Above: Cory Cardinal completing a habitat survey at a point located in a recently harvested forest.

Breeding bird surveys are often done through point counts. Here, surveyors traveled to specific locations around Slave Lake between sunrise and 10 AM when birds are most active. At these sites, they recorded all birds seen or heard within 5-minutes and briefly described the surrounding habitat. These surveys can inform managers about bird communities found in different stand ages and forest types throughout the managed area and help guide decisions to maintain bird diversity across the entire landscape.

Each year, we were to sample at 120 predetermined point count locations. Due to flooding and reduced site access, sampling was curtailed in 2018 with only 53 sites surveyed. Forest fires cancelled surveys entirely in 2019. In 2020, we saw the first good year and sampling was completed at 125 sites. With only one stormy period, no interfering forest fires, and resilient field staff, a phenomenal 196 sites were surveyed in 2021, bringing the sampling for this project to a close!

Woman standing amongst spruce

Above: Bronwyn Robinson attempting to hear singing birds over the constant hum of mosquitoes while completing a point count in a more mature post-harvest forest.

Although we must wait until the winter for the final report, our field staff have already noticed differences in bird communities as a forest regenerates from a grassy field with small saplings just after logging to a medium-sized spruce forest so dense that travel becomes difficult 20-30 years after harvest. Yet some studies investigating how bird communities change in response to forestry activities lump their samples of forests younger than 30 years post-harvest into a single category and are unable to describe these changes. We are excited to delve deeper into the successional stories these young, harvested forests have to tell.
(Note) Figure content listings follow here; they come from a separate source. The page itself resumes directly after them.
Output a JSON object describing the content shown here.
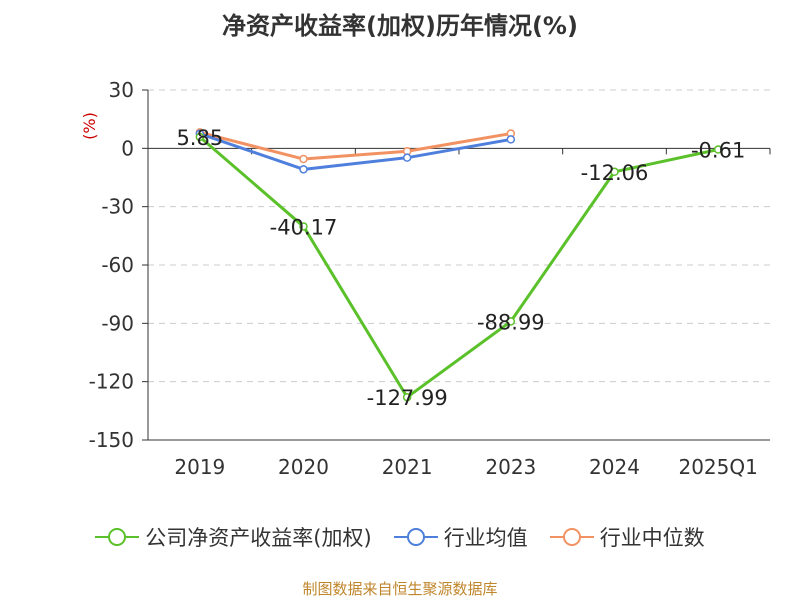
{
  "title": "净资产收益率(加权)历年情况(%)",
  "source": "制图数据来自恒生聚源数据库",
  "chart_data": {
    "type": "line",
    "title": "净资产收益率(加权)历年情况(%)",
    "ylabel": "(%)",
    "xlabel": "",
    "categories": [
      "2019",
      "2020",
      "2021",
      "2023",
      "2024",
      "2025Q1"
    ],
    "ylim": [
      -150,
      30
    ],
    "yticks": [
      30,
      0,
      -30,
      -60,
      -90,
      -120,
      -150
    ],
    "grid": true,
    "legend_position": "bottom",
    "series": [
      {
        "name": "公司净资产收益率(加权)",
        "color": "#5bc12a",
        "values": [
          5.85,
          -40.17,
          -127.99,
          -88.99,
          -12.06,
          -0.61
        ],
        "labels": [
          "5.85",
          "-40.17",
          "-127.99",
          "-88.99",
          "-12.06",
          "-0.61"
        ]
      },
      {
        "name": "行业均值",
        "color": "#4f7fdc",
        "values": [
          7.5,
          -10.8,
          -4.8,
          4.6,
          null,
          null
        ]
      },
      {
        "name": "行业中位数",
        "color": "#f29262",
        "values": [
          8.2,
          -5.5,
          -1.5,
          7.6,
          null,
          null
        ]
      }
    ]
  }
}
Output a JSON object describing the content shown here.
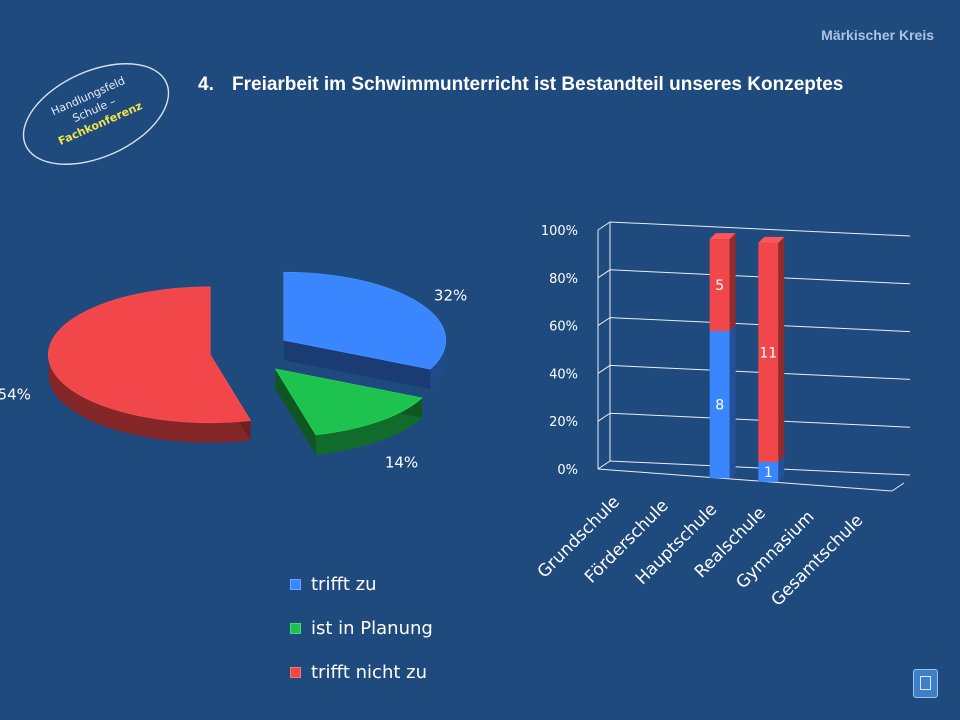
{
  "header": {
    "brand": "Märkischer Kreis",
    "title_number": "4.",
    "title_text": "Freiarbeit im Schwimmunterricht ist Bestandteil unseres Konzeptes"
  },
  "seal": {
    "line1": "Handlungsfeld",
    "line2": "Schule –",
    "line3": "Fachkonferenz"
  },
  "legend": {
    "items": [
      {
        "label": "trifft zu",
        "color": "#3a86ff"
      },
      {
        "label": "ist in Planung",
        "color": "#1ec24e"
      },
      {
        "label": "trifft nicht zu",
        "color": "#f2474a"
      }
    ]
  },
  "chart_data": [
    {
      "type": "pie",
      "title": "",
      "slices": [
        {
          "name": "trifft zu",
          "value": 32,
          "label": "32%",
          "color": "#3a86ff"
        },
        {
          "name": "ist in Planung",
          "value": 14,
          "label": "14%",
          "color": "#1ec24e"
        },
        {
          "name": "trifft nicht zu",
          "value": 54,
          "label": "54%",
          "color": "#f2474a"
        }
      ],
      "legend_position": "bottom"
    },
    {
      "type": "bar",
      "stacked": true,
      "percent_stacked": true,
      "title": "",
      "xlabel": "",
      "ylabel": "",
      "categories": [
        "Grundschule",
        "Förderschule",
        "Hauptschule",
        "Realschule",
        "Gymnasium",
        "Gesamtschule"
      ],
      "ylim": [
        0,
        100
      ],
      "yticks": [
        "0%",
        "20%",
        "40%",
        "60%",
        "80%",
        "100%"
      ],
      "grid": true,
      "series": [
        {
          "name": "trifft zu",
          "color": "#3a86ff",
          "values": [
            0,
            0,
            8,
            1,
            0,
            0
          ],
          "labels": [
            "",
            "",
            "8",
            "1",
            "",
            ""
          ]
        },
        {
          "name": "trifft nicht zu",
          "color": "#f2474a",
          "values": [
            0,
            0,
            5,
            11,
            0,
            0
          ],
          "labels": [
            "",
            "",
            "5",
            "11",
            "",
            ""
          ]
        }
      ]
    }
  ]
}
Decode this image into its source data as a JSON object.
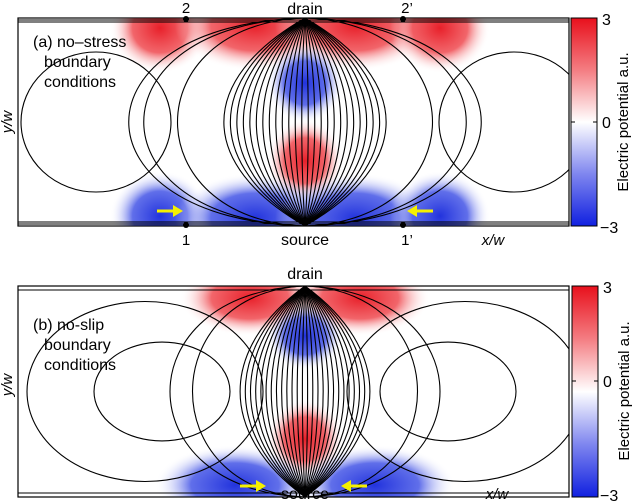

Meanwhile, we have also been balancing our annual MAPS program, which focuses on banding birds on the breeding grounds to estimate how many birds survive their two-way migrations and how many young they produce. However, we have had to postpone our next round of this program since it is unsafe to band birds if it is over 27 degrees Celsius – a situation that we very rarely find ourselves in since this program begins at sunrise and wraps up 6 hours later before the true heat of the day.